TJMT condena Cattani a indenizar associação LGBTQIA+ e publicar retratação

A Quarta Câmara de Direito Privado do Tribunal de Justiça de Mato Grosso condenou o deputado estadual Gilberto Cattani (PL) ao pagamento de R$ 20 mil por danos morais, além da obrigação de publicar uma retratação em seu perfil no Instagram. A decisão foi tomada nesta quarta-feira (15), após análise de recurso movido pela associação MT Queer.

O colegiado seguiu, de forma unânime, o voto do desembargador Rubens de Oliveira Santos Filho, que divergiu inicialmente da relatora Serly Marcondes Alves. Em primeira instância, a entidade havia tido o pedido negado, cenário que se repetiu em decisão inicial no próprio tribunal. No entanto, após pedido de vista, Rubens apresentou voto favorável à associação, posteriormente acompanhado pela relatora, consolidando o entendimento unânime da Câmara.
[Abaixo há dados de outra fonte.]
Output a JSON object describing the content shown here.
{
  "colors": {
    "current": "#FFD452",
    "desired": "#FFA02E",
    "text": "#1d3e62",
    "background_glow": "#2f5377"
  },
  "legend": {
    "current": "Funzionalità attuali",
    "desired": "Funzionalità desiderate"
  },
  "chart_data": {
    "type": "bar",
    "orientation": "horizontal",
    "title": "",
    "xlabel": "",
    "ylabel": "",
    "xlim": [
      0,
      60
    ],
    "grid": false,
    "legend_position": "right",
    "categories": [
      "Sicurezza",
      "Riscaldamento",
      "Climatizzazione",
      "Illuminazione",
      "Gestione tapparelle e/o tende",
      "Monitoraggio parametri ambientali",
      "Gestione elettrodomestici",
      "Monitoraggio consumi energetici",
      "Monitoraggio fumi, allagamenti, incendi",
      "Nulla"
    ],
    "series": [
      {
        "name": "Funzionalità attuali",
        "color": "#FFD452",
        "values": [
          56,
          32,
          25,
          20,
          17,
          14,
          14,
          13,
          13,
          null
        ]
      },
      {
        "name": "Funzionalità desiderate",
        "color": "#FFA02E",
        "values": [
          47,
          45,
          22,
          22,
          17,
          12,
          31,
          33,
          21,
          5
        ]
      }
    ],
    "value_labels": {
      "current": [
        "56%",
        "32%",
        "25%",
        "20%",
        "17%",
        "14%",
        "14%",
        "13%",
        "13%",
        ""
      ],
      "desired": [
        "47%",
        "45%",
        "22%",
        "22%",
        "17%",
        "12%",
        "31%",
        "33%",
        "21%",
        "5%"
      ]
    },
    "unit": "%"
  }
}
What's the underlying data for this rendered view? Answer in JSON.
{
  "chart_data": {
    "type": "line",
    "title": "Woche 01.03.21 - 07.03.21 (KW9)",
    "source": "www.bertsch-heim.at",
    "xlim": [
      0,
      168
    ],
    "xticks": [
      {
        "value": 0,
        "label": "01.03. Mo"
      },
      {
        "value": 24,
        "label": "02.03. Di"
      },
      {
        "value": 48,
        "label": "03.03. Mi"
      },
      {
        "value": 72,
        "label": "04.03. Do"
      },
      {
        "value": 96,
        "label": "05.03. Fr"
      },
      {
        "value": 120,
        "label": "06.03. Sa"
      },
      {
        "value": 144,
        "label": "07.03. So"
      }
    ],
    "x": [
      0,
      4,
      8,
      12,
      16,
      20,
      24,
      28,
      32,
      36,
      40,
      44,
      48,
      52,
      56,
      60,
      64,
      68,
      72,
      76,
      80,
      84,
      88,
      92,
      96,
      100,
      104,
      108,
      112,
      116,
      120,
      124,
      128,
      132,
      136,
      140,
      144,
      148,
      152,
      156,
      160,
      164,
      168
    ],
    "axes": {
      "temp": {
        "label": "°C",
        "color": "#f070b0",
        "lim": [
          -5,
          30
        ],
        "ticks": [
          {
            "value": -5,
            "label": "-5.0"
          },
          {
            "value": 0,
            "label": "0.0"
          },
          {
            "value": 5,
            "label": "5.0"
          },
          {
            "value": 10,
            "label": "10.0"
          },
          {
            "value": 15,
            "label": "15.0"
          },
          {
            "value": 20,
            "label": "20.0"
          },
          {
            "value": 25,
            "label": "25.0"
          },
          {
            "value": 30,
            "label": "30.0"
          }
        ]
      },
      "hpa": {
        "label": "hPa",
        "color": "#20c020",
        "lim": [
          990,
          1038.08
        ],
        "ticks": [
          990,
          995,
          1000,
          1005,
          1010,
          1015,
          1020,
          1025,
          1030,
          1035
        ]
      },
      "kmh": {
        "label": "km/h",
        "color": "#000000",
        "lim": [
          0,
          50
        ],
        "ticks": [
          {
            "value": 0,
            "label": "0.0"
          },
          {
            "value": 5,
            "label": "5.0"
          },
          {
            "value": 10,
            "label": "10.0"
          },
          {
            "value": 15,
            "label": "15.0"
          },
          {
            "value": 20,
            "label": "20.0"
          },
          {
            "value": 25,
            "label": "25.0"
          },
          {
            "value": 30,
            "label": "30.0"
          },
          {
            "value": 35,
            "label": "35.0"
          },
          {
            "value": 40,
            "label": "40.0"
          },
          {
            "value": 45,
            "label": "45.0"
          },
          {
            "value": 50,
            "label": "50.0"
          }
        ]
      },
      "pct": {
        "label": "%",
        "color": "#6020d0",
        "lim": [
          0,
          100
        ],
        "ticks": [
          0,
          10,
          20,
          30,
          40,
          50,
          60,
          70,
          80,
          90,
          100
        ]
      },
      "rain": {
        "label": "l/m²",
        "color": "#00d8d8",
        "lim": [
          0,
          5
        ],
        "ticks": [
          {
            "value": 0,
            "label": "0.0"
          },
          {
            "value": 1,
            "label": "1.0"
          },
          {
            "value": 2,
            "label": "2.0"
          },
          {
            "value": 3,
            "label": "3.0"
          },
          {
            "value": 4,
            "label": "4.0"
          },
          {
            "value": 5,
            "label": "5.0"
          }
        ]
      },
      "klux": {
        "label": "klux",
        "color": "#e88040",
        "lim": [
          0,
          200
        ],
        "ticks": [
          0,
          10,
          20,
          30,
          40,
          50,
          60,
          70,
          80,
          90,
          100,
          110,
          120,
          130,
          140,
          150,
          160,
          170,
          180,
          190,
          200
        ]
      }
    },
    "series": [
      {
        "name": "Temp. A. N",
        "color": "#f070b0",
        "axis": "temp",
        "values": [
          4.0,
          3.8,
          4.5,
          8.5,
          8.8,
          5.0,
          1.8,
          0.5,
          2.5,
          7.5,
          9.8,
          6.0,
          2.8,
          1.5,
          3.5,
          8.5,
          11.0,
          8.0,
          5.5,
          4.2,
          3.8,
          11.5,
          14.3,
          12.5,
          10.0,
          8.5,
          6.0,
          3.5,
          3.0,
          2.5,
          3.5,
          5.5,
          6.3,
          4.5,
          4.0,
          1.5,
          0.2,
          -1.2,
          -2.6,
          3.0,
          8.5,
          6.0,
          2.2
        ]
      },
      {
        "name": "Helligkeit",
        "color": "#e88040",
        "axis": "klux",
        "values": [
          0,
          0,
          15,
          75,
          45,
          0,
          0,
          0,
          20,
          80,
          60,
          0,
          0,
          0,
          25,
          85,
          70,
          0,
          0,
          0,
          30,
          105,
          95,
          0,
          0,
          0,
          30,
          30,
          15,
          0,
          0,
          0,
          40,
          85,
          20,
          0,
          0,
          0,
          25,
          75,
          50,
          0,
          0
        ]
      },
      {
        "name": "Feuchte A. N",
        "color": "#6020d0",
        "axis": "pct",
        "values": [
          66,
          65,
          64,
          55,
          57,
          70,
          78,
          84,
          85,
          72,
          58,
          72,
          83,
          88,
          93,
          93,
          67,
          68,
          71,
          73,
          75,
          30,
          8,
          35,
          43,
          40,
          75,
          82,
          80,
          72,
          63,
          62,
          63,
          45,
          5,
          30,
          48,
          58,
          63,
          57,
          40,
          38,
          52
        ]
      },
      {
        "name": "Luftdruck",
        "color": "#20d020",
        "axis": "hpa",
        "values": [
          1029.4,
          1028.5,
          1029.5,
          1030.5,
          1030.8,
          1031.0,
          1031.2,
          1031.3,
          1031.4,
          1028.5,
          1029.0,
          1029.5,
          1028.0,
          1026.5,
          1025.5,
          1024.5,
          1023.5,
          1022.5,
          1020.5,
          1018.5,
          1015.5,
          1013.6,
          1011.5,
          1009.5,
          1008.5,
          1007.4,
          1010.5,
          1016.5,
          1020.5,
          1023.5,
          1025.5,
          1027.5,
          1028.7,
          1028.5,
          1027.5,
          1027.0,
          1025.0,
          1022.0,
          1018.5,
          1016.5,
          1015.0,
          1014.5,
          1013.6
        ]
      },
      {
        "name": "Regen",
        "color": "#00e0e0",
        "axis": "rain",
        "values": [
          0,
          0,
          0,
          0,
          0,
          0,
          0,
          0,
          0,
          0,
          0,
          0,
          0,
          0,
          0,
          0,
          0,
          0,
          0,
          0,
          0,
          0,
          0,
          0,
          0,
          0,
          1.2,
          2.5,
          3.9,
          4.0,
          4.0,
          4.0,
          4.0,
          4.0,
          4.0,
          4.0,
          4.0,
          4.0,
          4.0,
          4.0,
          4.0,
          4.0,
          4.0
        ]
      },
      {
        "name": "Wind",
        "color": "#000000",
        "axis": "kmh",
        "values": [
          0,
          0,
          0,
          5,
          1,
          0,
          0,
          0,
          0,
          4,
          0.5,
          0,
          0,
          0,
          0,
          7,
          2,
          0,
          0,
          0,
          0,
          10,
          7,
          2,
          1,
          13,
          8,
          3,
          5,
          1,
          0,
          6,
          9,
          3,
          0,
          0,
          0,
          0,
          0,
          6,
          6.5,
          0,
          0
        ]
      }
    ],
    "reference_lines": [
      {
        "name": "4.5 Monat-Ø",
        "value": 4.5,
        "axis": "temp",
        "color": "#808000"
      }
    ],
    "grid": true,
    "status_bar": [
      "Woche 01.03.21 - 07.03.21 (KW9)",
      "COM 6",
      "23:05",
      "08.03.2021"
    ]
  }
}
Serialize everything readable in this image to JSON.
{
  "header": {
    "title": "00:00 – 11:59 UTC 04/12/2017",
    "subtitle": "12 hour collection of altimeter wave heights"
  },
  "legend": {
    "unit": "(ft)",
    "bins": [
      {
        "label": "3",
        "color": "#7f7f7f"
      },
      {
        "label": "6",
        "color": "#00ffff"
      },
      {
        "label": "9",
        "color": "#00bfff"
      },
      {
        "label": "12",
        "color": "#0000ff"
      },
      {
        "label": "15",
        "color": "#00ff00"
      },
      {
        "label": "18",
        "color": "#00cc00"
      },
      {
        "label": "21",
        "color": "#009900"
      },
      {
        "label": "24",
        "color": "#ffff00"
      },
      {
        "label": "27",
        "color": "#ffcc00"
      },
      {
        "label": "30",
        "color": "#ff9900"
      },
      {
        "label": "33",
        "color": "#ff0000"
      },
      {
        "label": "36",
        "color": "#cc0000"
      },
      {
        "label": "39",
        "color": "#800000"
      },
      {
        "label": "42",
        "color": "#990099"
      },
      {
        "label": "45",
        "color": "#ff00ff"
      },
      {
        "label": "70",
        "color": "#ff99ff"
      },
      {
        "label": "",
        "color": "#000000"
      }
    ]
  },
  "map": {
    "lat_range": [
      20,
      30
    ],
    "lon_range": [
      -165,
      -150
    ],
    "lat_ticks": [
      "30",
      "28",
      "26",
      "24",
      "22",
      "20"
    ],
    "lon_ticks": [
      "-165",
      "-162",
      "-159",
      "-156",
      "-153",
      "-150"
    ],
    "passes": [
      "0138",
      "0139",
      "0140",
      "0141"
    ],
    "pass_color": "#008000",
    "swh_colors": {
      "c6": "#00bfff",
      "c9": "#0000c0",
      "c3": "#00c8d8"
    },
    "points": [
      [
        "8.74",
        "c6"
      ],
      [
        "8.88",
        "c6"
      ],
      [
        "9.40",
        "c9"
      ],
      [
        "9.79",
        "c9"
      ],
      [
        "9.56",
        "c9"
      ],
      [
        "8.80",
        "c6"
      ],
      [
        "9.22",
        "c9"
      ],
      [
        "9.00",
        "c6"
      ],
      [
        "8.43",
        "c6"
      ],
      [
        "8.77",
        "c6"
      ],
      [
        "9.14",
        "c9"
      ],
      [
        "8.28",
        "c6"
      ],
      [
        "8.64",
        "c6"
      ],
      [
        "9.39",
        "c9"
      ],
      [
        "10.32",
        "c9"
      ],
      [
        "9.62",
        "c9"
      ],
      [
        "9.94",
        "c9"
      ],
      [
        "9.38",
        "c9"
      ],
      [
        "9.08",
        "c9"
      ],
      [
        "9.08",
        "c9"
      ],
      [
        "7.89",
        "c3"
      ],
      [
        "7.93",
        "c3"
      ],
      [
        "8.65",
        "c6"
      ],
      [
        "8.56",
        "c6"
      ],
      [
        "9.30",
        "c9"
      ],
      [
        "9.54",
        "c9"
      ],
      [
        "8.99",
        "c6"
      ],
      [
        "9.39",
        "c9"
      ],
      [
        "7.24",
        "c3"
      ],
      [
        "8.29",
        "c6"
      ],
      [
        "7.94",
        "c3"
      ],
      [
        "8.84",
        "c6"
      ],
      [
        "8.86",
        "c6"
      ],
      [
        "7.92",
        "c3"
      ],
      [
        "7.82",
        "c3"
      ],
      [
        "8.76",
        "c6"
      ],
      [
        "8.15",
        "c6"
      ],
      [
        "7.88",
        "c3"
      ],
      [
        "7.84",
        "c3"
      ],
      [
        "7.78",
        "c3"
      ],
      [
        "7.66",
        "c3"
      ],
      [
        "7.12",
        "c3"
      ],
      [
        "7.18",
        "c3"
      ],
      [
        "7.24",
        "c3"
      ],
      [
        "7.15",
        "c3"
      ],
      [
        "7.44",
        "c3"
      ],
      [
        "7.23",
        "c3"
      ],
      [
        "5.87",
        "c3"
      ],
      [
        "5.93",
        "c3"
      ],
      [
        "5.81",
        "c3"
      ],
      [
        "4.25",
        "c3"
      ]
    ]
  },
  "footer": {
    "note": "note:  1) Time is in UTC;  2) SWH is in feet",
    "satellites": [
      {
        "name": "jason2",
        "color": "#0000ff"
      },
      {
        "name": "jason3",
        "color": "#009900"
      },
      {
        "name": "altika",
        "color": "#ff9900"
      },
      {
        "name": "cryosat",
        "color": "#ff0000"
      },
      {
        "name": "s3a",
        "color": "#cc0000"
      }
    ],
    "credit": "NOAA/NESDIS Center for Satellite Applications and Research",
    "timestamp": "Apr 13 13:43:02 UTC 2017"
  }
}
No voto, o desembargador destacou que o parlamentar possui histórico de manifestações consideradas polêmicas e apontou que, neste caso, houve extrapolação dos limites da atuação política. Segundo ele, as declarações não configuram exercício legítimo da função parlamentar, mas sim conteúdo discriminatório. “É nítido que o tom adotado não se caracteriza como crítica administrativa ou política, mas revela conteúdo de segregação e preconceito”, afirmou.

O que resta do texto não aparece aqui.